The Trancaucasus region saw increasing conflict in 1918, and the end of March that year saw one of the most infamous chapters play out on the streets of Baku, the capital of modern-day Azerbaijan In simplified terms, the struggle for the city in the so-called March Days violence lay between the Bolsheviks (supported by the Armenian Dashnak party) and the Muslim Azerbaijani Musavat party. In practice, the March Days took place in a context of recent and long-standing complications, including strained Azerbaijani-Armenian relations, the presence of Ottoman Turkey on the area’s doorstep, and the Soviet need for Baku’s oil fields.
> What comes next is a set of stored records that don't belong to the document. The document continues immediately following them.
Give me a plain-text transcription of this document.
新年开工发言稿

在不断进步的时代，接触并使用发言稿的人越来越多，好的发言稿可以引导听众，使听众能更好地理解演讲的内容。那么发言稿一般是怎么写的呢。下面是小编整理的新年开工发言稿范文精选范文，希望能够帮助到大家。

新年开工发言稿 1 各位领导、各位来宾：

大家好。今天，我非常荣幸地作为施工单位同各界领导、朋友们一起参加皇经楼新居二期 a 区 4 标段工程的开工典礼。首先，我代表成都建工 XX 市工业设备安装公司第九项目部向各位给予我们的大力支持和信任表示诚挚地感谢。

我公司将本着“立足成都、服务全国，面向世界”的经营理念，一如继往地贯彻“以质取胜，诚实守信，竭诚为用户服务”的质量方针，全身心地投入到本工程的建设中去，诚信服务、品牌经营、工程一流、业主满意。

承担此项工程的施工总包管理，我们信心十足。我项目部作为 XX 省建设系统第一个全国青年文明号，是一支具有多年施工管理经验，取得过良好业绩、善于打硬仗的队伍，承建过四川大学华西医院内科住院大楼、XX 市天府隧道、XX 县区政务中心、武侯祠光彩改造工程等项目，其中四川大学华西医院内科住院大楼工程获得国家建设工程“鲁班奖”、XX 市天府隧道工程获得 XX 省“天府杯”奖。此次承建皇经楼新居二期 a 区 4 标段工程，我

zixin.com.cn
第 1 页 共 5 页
In the course of only a few days, thousands of chiefly Azerbaijani lives were lost in violence that caught up many unarmed citizens. The Soviet side would then set up the Bolshevik and Left SR Baku Commune; led by Stepan Shahumyan, the Commune would last only a few months. Azerbaijani-Armenian violence would continue into the 1920s, in a spiral of violence that would see Ottoman and British intervention, before Soviet control of the Trancaucasus was complete.
Baku’s oil reserves brought unwelcome focus during conflict but had attracted significant investment beforehand. The six postcards shown here date from earlier in the 20th century, and show (clockwise from top left): a general view of the city; the Marinskii girls’ school; the town gardens and harbour; Olga Street; the embankment; and the Balakhany oil field.